2020-06-21

Learn more about rdd in spark

RDD (Resilient Distributed Dataset) is called the elastic distributed data set. It is the most basic data abstraction in Spark. It represents an immutable, partitionable, and set of elements that can be calculated in parallel. RDD has the characteristics of a data flow model: automatic fault tolerance, location-aware scheduling, and scalability. RDD allows users to explicitly cache the working set in memory when executing multiple queries. Subsequent queries can reuse the working set, which greatly improves query speed. Today, let's talk briefly about RDD in Spark. The RDD API will be put into the next chapter and then detailed

RDD Introduction

RDD can be regarded as an object of Spark, which runs in memory itself. For example, reading a file is an RDD, calculating a file is an RDD, and the result set is also an RDD. Different shards, data dependencies, key- Value type map data can be regarded as RDD. (Note: from Baidu Encyclopedia), here, RDD will not say much, just talk about the two operations of RDD.

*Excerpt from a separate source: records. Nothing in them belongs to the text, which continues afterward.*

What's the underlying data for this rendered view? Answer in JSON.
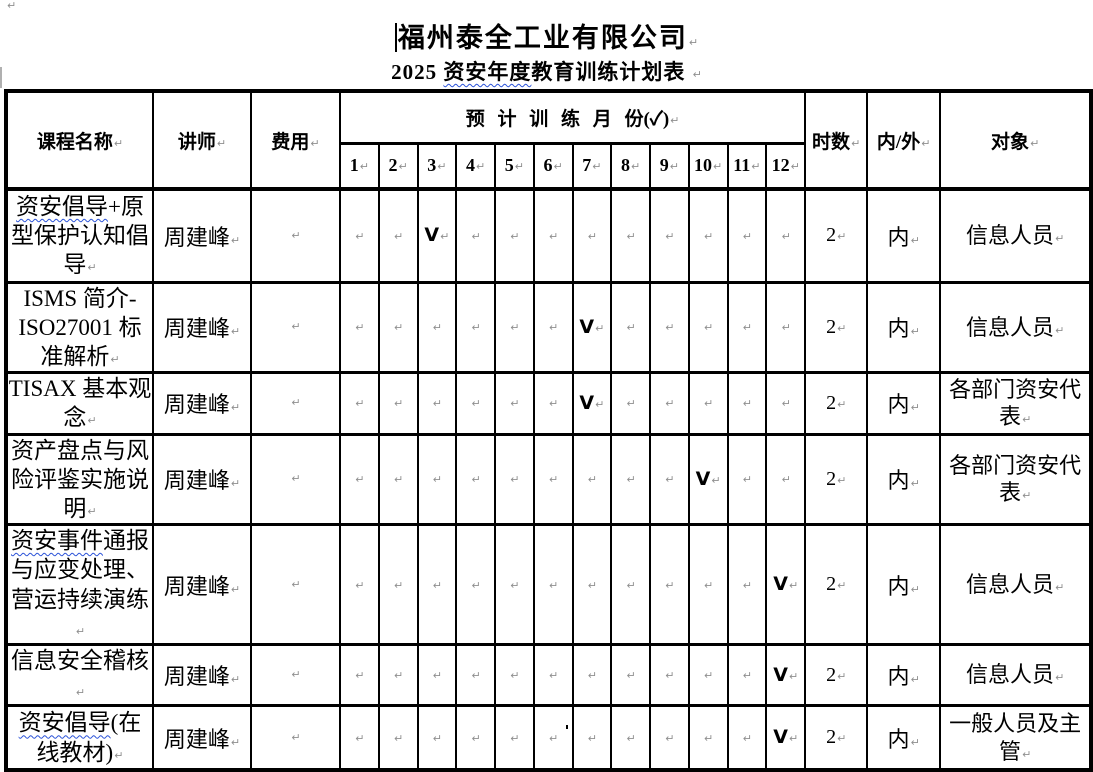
{
  "page": {
    "mark": "↵",
    "squiggle_color": "#2a52d8",
    "title1": "福州泰全工业有限公司",
    "title2_prefix": "2025 ",
    "title2_wavy": "资安年度",
    "title2_rest": "教育训练计划表"
  },
  "table": {
    "headers": {
      "course": "课程名称",
      "instructor": "讲师",
      "fee": "费用",
      "months_group": "预 计 训 练 月 份(✓)",
      "month_numbers": [
        "1",
        "2",
        "3",
        "4",
        "5",
        "6",
        "7",
        "8",
        "9",
        "10",
        "11",
        "12"
      ],
      "hours": "时数",
      "inout": "内/外",
      "audience": "对象"
    },
    "rows": [
      {
        "course_segments": [
          {
            "text": "资安倡导",
            "wavy": true
          },
          {
            "text": "+原型保护认知倡导",
            "wavy": false
          }
        ],
        "instructor": "周建峰",
        "fee": "",
        "months": [
          "",
          "",
          "V",
          "",
          "",
          "",
          "",
          "",
          "",
          "",
          "",
          ""
        ],
        "hours": "2",
        "inout": "内",
        "audience": "信息人员"
      },
      {
        "course_segments": [
          {
            "text": "ISMS 简介-ISO27001 标准解析",
            "wavy": false
          }
        ],
        "instructor": "周建峰",
        "fee": "",
        "months": [
          "",
          "",
          "",
          "",
          "",
          "",
          "V",
          "",
          "",
          "",
          "",
          ""
        ],
        "hours": "2",
        "inout": "内",
        "audience": "信息人员"
      },
      {
        "course_segments": [
          {
            "text": "TISAX 基本观念",
            "wavy": false
          }
        ],
        "instructor": "周建峰",
        "fee": "",
        "months": [
          "",
          "",
          "",
          "",
          "",
          "",
          "V",
          "",
          "",
          "",
          "",
          ""
        ],
        "hours": "2",
        "inout": "内",
        "audience": "各部门资安代表"
      },
      {
        "course_segments": [
          {
            "text": "资产盘点与风险评鉴实施说明",
            "wavy": false
          }
        ],
        "instructor": "周建峰",
        "fee": "",
        "months": [
          "",
          "",
          "",
          "",
          "",
          "",
          "",
          "",
          "",
          "V",
          "",
          ""
        ],
        "hours": "2",
        "inout": "内",
        "audience": "各部门资安代表"
      },
      {
        "course_segments": [
          {
            "text": "资安事件",
            "wavy": true
          },
          {
            "text": "通报与应变处理、营运持续演练",
            "wavy": false
          }
        ],
        "instructor": "周建峰",
        "fee": "",
        "months": [
          "",
          "",
          "",
          "",
          "",
          "",
          "",
          "",
          "",
          "",
          "",
          "V"
        ],
        "hours": "2",
        "inout": "内",
        "audience": "信息人员"
      },
      {
        "course_segments": [
          {
            "text": "信息安全稽核",
            "wavy": false
          }
        ],
        "instructor": "周建峰",
        "fee": "",
        "months": [
          "",
          "",
          "",
          "",
          "",
          "",
          "",
          "",
          "",
          "",
          "",
          "V"
        ],
        "hours": "2",
        "inout": "内",
        "audience": "信息人员"
      },
      {
        "course_segments": [
          {
            "text": "资安倡导",
            "wavy": true
          },
          {
            "text": "(在线教材)",
            "wavy": false
          }
        ],
        "instructor": "周建峰",
        "fee": "",
        "months": [
          "",
          "",
          "",
          "",
          "",
          "",
          "",
          "",
          "",
          "",
          "",
          "V"
        ],
        "hours": "2",
        "inout": "内",
        "audience": "一般人员及主管"
      }
    ]
  }
}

Two types of RDD (operator) operations: Transformation and Action

Transformation

The literal translation is transfer, the main function is to generate a new RDD with an RDD through operation. Transformation operation code will not be executed immediately. Only when the action type action appears in the code, the code will be actually executed. This design allows Spark to run more efficiently.

Transformation API

The following table lists some of the common transformations supported by Spark. Refer to the RDD API doc (Scala, Java, Python, R) and pair RDD functions doc (Scala, Java) for details.


reduce(func)
Aggregate the elements of the dataset using a function func (which takes two arguments and returns one). The function should be commutative and associative so that it can be computed correctly in parallel.
Through the function func, first gather the data set of each partition, and then gather the data between the partitions. func receives two parameters and returns a new value. The new value is then passed as a parameter to the function func until the last element.

collect()
Return all the elements of the dataset as an array at the driver program. This is usually useful after a filter or other operation that returns a sufficiently small subset of the data.
Return all elements of the data set to the driver as an array. This is usually useful in filters or other operations that return a sufficiently small subset of data.

count()
Return the number of elements in the dataset.
Returns the number of elements in the data set.

first()
Return the first element of the dataset (similar to take(1)).
Returns the first element in the data set.

take(n)
Return an array with the first n elements of the dataset.
Returns an array consisting of the first n elements of the dataset.

takeSample(withReplacement, num, [seed])
Return an array with a random sample of num elements of the dataset, with or without replacement, optionally pre-specifying a random number generator seed.
Returns an array containing random samples of num elements of the data set, which can be replaced or not, and a random number generator seed can be specified in advance.

*takeOrdered(n, [ordering])
Return a new dataset that contains the union of the elements in the source dataset and the argument.
After the union of the source RDD and the parameter RDD returns a new RDD.

intersection(otherDataset)
Return a new RDD that contains the intersection of elements in the source dataset and the argument.
Return a new RDD after finding the intersection of the source RDD and the parameter RDD.

distinct([numPartitions]))
Return a new dataset that contains the distinct elements of the source dataset.
Deduplication returns new RDD.

groupByKey([numPartitions])
When called on a dataset of (K, V) pairs, returns a dataset of (K, Iterable<V>) pairs. After passing key groupBy, a new (K, Iterable<V>) RDD is returned. Note: If grouping is performed in order to perform aggregation (such as sum or average) on each key, then use reduceByKey or aggregateByKey will get better performance. Note: By default, the level of parallelism in the output depends on the number of partitions of the parent RDD. You can pass the optional numPartitions parameter to set a different number of tasks.

reduceByKey(func, [numPartitions])
When called on a dataset of (K, V) pairs, returns a dataset of (K, V) pairs where the values for each key are aggregated using the given reduce function func, which must be of type (V,V) => V. Like in groupByKey, the number of reduce tasks is configurable through an optional second argument.
When called on the dataset of (K, V) pairs, return a dataset of (K, V) pairs, where the value of each key is aggregated using the given reduce function func, which must be (V, V )=>V type. Like groupByKey, the number of reduce tasks can be configured with an optional second parameter.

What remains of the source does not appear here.